Republic of Korea Marine Corps KAAV-7A1 Amphibious Assault Vehicles
Republic of Korea Marine Corps KAAV-7A1 Amphibious Assault Vehicles. (Photo by ROKMC)

Importantly, this marks the first application of Hyundai Mobis’s motion sickness reduction technology in the broader mobility sector beyond conventional vehicles. Its introduction is anticipated to expand into defense, maritime, and aviation transportation. Motion sickness generally occurs when there is a discrepancy between what the eyes see and what the body feels regarding movement direction for example, looking sideways in a moving vehicle while the body senses forward motion. This is also why seats facing the opposite direction on a train are less preferred. Hyundai Mobis’ motion sickness reduction technology integrates autonomous driving with passenger cognitive technologies. Especially the latter involves real-time monitoring of posture, heart rate, and brainwaves using sensors. Based on this biometric data, simulating the senses of sight, hearing, smell, and touch can minimize motion sickness. Hyundai Mobis confirmed that this technology can prevent motion sickness by up to 70% and reduce the symptoms by 40%.

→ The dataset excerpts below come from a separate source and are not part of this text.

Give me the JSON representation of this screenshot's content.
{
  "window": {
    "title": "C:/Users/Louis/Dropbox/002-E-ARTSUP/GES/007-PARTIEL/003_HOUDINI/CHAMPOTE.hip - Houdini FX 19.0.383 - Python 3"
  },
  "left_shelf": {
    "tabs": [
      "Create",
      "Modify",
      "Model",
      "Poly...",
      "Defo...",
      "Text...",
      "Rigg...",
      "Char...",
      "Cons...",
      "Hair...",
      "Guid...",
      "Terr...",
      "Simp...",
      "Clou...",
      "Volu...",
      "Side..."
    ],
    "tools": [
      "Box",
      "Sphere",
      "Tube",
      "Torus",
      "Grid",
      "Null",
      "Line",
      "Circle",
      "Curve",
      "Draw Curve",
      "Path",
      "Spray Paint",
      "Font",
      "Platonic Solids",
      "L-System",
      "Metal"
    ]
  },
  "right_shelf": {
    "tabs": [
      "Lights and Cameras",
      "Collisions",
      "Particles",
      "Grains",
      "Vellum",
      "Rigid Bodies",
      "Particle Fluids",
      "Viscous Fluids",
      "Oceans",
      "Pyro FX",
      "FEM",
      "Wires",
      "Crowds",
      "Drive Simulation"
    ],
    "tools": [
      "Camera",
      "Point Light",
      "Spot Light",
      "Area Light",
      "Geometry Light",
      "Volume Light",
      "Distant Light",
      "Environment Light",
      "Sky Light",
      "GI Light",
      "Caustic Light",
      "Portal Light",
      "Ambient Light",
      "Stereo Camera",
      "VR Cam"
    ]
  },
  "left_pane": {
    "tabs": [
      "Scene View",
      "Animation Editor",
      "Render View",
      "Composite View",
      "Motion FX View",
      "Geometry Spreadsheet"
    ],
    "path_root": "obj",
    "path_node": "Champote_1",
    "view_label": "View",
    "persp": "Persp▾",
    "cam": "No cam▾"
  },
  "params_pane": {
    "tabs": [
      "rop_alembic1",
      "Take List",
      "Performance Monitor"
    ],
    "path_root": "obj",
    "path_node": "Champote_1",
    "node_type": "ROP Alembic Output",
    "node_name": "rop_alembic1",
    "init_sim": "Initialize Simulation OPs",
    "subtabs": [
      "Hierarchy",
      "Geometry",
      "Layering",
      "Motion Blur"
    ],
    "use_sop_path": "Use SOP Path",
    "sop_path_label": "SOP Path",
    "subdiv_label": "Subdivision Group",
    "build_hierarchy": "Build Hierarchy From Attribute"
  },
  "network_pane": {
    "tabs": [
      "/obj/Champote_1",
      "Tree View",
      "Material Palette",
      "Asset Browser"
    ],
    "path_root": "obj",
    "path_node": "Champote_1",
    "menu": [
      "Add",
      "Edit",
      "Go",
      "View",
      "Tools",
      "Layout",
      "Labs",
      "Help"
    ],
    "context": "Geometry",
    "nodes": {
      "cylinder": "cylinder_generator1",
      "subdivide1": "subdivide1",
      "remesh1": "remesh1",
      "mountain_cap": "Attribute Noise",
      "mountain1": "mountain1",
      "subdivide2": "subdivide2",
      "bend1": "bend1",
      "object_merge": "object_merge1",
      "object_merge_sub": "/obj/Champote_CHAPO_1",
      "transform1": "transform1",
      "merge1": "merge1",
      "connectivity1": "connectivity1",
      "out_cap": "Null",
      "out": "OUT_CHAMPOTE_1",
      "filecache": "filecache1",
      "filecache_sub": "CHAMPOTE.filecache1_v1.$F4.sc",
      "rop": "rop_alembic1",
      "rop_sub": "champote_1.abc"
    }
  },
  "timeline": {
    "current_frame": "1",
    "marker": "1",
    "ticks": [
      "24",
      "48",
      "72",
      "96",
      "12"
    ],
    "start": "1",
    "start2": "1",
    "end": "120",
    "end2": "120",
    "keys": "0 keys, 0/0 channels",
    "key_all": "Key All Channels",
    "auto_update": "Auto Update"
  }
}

Hyundai Mobis will provide the Marine Corps with an integrated motion sickness reduction solution tailored for harsh environments, combining hardware and software. The solution includes movement-analysis sensors, environmental perception sensors, and control solutions. It also features displays allowing passengers to easily view travel information (visual) and climate control modules that stabilize passengers with cool air (tactile). Hyundai Mobis plans to operate this technology in amphibious assault vehicles and, in collaboration with the Marine Corps, gather key data by the first half of next year. The company aims to deploy it in combat training and systematically analyze motion sickness-inducing factors to enhance the technology’s efficacy.